Published by HQ
Publication date –
Source – review copy
Nessa: The Seeker
Jo: The Protector
Harriett: The Punisher
With newfound powers the time has come to take matters into their own hands…
After Nessa is widowed and her daughters leave for college, she’s left alone in her house near the ocean. In the quiet hours, she hears voices belonging to the dead – who will only speak to her.
On the cusp of fifty Harriett’s marriage and career imploded, and she hasn’t left her house in months. But her life is far from over – in fact, she’s undergone a stunning metamorphosis.
Jo spent thirty years at war with her body. The rage that arrived with menopause felt like the last straw – until she discovers she’s able to channel it.
Guided by voices only Nessa can hear, the trio discover the abandoned body of a teenage girl. The police have written off the victim. But the women have not. Their own investigations lead them to more bodies and a world of wealth where the rules don’t apply – and the realisation that laws are designed to protect villains, not the vulnerable.
So it’s up to these three women to avenge the innocent, and punish the guilty…
Nessa finds herself in an empty nest. Her husband died several years ago and now her twin daughters have left for university. Now that she is alone, the voices of the dead, which had been silenced for many years, are now clamouring to be heard. She instinctively knows to seek out Jo and Harriet. With them, she discovers the body of a young girl. The police are keen to write her death off as an accident but the three women know that more bodies are waiting to be discovered and that it’s down to them to find the killer.
Jo finds her power as she starts menopause. It’s not just hot flushes that makes her body burn. The anger from the sexual discrimination she’s experienced and witnessed seems to have been stored inside her and now wants to break free. It comes as a power, like fire that emerges from her hands and gives her a strength she hasn’t known before. Harriet metamorphic change comes when her husband has an affair and leaves her. She becomes aware of her ability to nurture plants, to seemingly communicate with the earth. She knows the cures plants can bring, and the curses they can bestow. She embraces her new found calling and new found title of witch.
The three women soon learn that their paths were meant to cross, and that their purpose is to seek out the killer who has been abusing and murdering young girls. As they investigate they don’t just unearth horrors close to home but alert the women and girls of their town to the realisation that things don’t have to continue and that they too have the power to control their own lives.
The Change is a murder mystery with magical realism elements. It is also a commentary on the way that men, both now and throughout history, have suppressed females through power, corruption and violence. It entertains but it also makes the reader angry as it should. Laid out simply on a page, the centuries of injustices show just how ingrained into society is the inequality.

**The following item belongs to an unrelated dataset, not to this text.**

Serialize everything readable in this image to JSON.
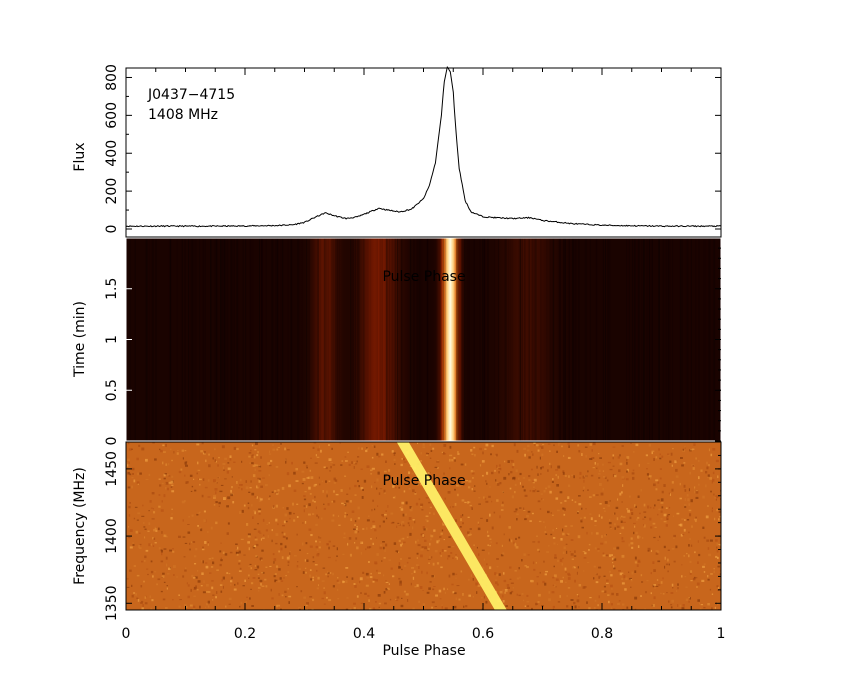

I was drawn in immediately, from the opening page. From the small pettiness of the first male character to Harriet’s response, I was soon caught up in the story. I loved every moment of it.
They call it The Change, that stage where our bodies alter. It’s not that we develop super powers. They were always there, it’s just now time for them to shine.
This is a story about discovering the powers within us, one’s that may have been suppressed by ourselves or by society.
A compelling, absorbing novel about corruption, cruelty and fighting back.